Modelo Tweedie Poisson Compound para dados de sinistros de veículos

Posted by Cayan Portela on July 5, 2017

Modelo Tweedie Poisson Compound para Dados de Sinistros de Veículos

Situações onde se deseja verificar/quantificar a influência de certos fatores em uma variável de interesse são comuns em problemas estatísticos.

Para as seguradoras, a análise do nível de risco é extremamente importante para se estabelecer preço, tarifas e até o planejamento da empresa, como projeção de receitas e despesas. Desta forma, é essencial que as seguradoras possuam um modelo que apresente quais fatores influenciam o nível de diferentes riscos, como por exemplo, se uma certo tipo de automóvel tende a gerar mais custos de pagamento do que outros, etc.

Ainda utilizando o exemplo dos tipos de carro. Cada tipo de carro apresenta um preço de seguro diferente, isso se deve porque cada tipo de carro é classificado em uma determinada categoria de acordo com seu nível de risco. O nível de risco é definido por um conjunto de fatores, que podem apresentar ou não apresentar diferenças entre si. Logo, carros que apresentem fatores de risco similares, terão um preço igual ou muito próximo, enquanto que carros que possuem fatores de risco mais destoantes entre si terão um preços divergentes.

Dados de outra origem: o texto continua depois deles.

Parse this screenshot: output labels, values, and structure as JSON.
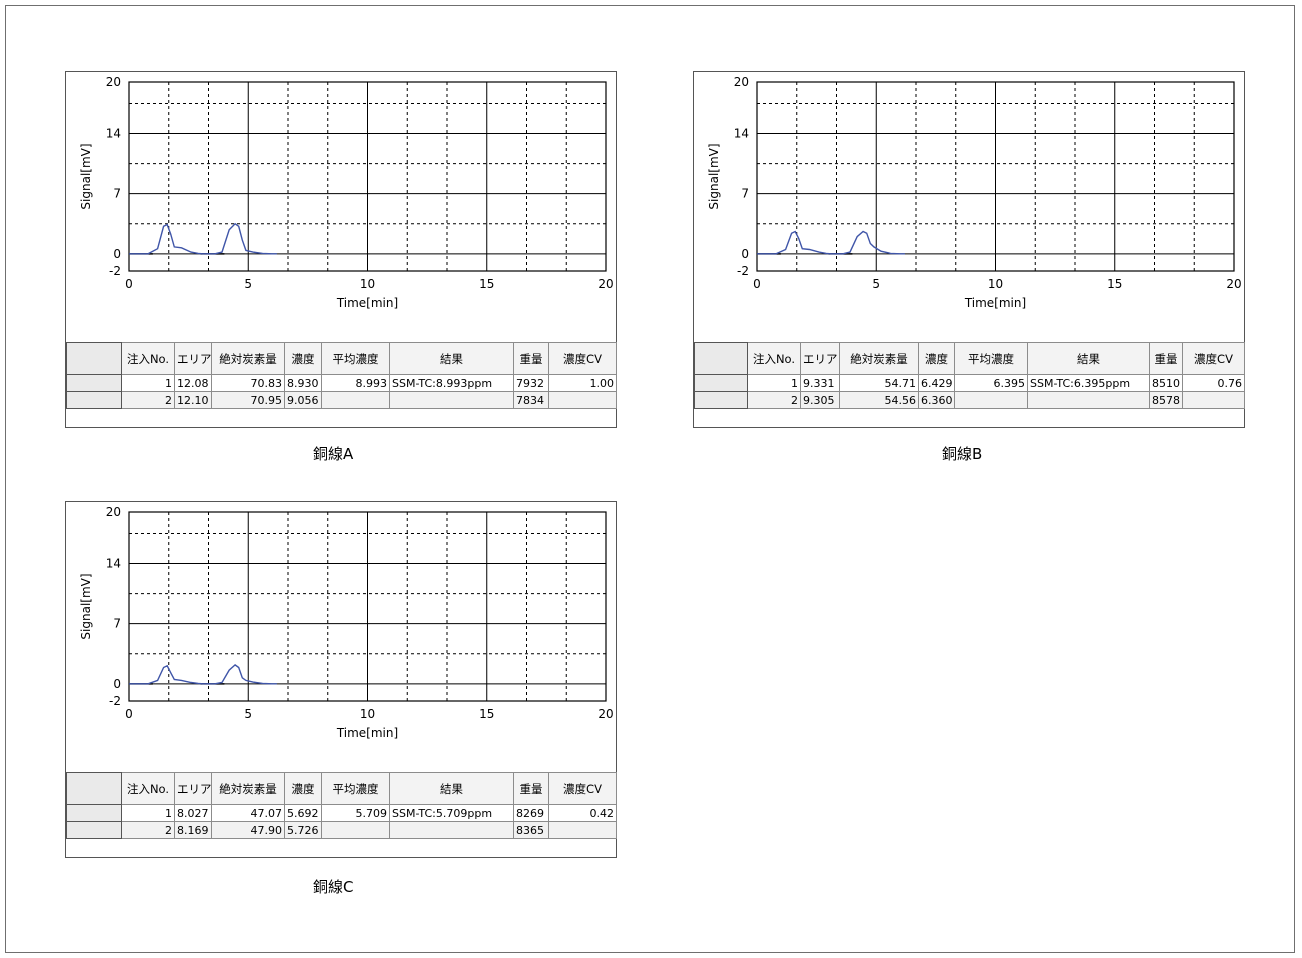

Dividiremos o post nas seguintes etapas: (1) explicaremos os modelos usados para cálculo do risco; (2) aplicabilidade, utilizando uma base real.

Modelagem

Para problemas com este tipo interesse (influência de fatores), uma das técnicas mais clássicas é a regressão linear, onde se pode ajustar um modelo para verificar a influência de certas covariáveis (variáveis explicativas) em uma variável de interesse. Entretanto, a regressão linear possui vários pressupostos que frequentemente não são satisfeitos, restringindo sua aplicabilidade. Alguns desses pressupostos são erros independentes e identicamente distribuídos, centrados em zero com distribuição normal, homogeneidade de variância, variáveis explicativas não correlacionadas, entre outros.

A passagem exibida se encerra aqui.